Notwithstanding his failure, however, Jotham exhibited much activity and victorious power in conflict with enemies. As a builder he excelled, following in this, also, in the footsteps of his father. Whether this was done to secure the Lord's inheritance, or to promote his own might and glory in his kingdom is not revealed. There are servants in this day who labour much, and zealously, in caring, or seeming to care, for the Lord's interests; and, even though their motives may be mixed, in desiring to advance what they have especially at heart, as well as to commend the name of Christ, the Lord can use them for the good of His people. They seek to guard the people of God from the incursion of the enemy, and are foremost in drawing the sword in defence of the truth they have received; and yet they have never themselves entered upon the enjoyment of their highest privileges. They serve without, but they have not learned what it is to worship in the holiest. In the book of Revelation, we read that the seven angels "stood before God" waiting for their service (chap. 8:2); and surely this is a pattern for all who would serve acceptably. It was in this very thing, we judge, that Jotham failed.

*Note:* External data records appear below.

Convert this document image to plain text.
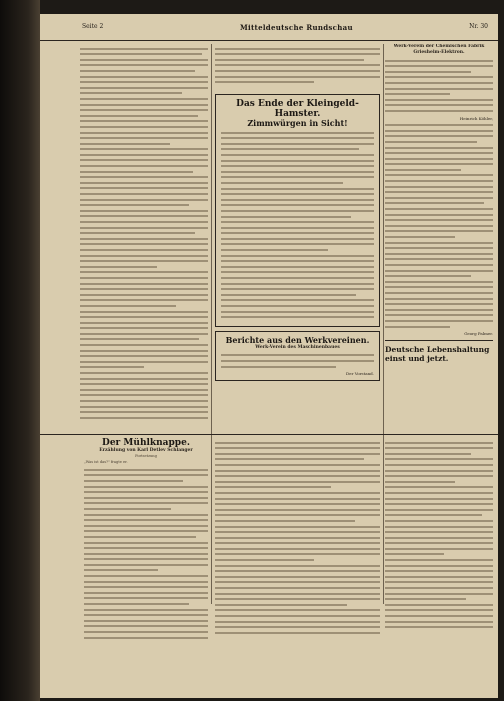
Seite 2	Mitteldeutsche Rundschau	Nr. 30
Das Ende der Kleingeld-Hamster.
Zimmwürgen in Sicht!
Berichte aus den Werkvereinen.
Werk-Verein des Maschinenbaues
Der Vorstand.
Werk-Verein der Chemischen Fabrik
Griesheim-Elektron.
Heinrich Köhler,
Georg Palmer.
Deutsche Lebenshaltung einst und jetzt.
Der Mühlknappe.
Erzählung von Karl Detlev Schlanger
Fortsetzung
„Was ist das?" fragte er.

In verse 9 we have a kind of summary: "So Jotham became mighty, because he prepared his ways before the Lord his God." At first sight, this might appear to contradict what has been said. So far from this, it simply gives the principle on which God could bless him, and bestow upon him the prosperity and success which he enjoyed. It is in fact an illustration of the word, "In all thy ways acknowledge Him, and He shall direct thy paths." And governmentally, it is strikingly exhibited in the whole history of the kingdoms of Judah and Israel, that God ever prospered the monarchs who recognised, even outwardly only, His word, name, and authority. He has said, "Them that honour Me, I will honour," and this is verified even where the honour rendered may not proceed from a renewed soul. It is so in all dispensations. For example, if God be honoured in a household, if His name be called upon, He will in His government on earth bless that household; and so, in like manner, when affairs of daily life and business are conducted with the recognition of His name. But this is not salvation; it is temporal mercies according to the principles of God's government. (Compare 1 Peter 3:10-13.) Jotham thus prepared his ways before the Lord, and became mighty. Whether there was a work of God in his soul is not here the question. There may have been; and if so, he had blessings of another and a larger kind as his portion. But, whether so or otherwise, there is much profitable instruction for us all in this feature. Jotham prepared his ways before the Lord; there was forethought, consideration, and purpose. He was not governed by circumstances; but he carefully arranged his paths according to the will of God.

If, therefore, his failures constitute a warning for us, some of his characteristics become an example. May we heed both alike, as we ponder his history, remembering with gratitude, at the same time, that we have a perfect example vouchsafed to us in the pathway of our blessed Lord and Saviour. And it is written, "He that saith he abideth in Him ought himself also so to walk, even as He walked."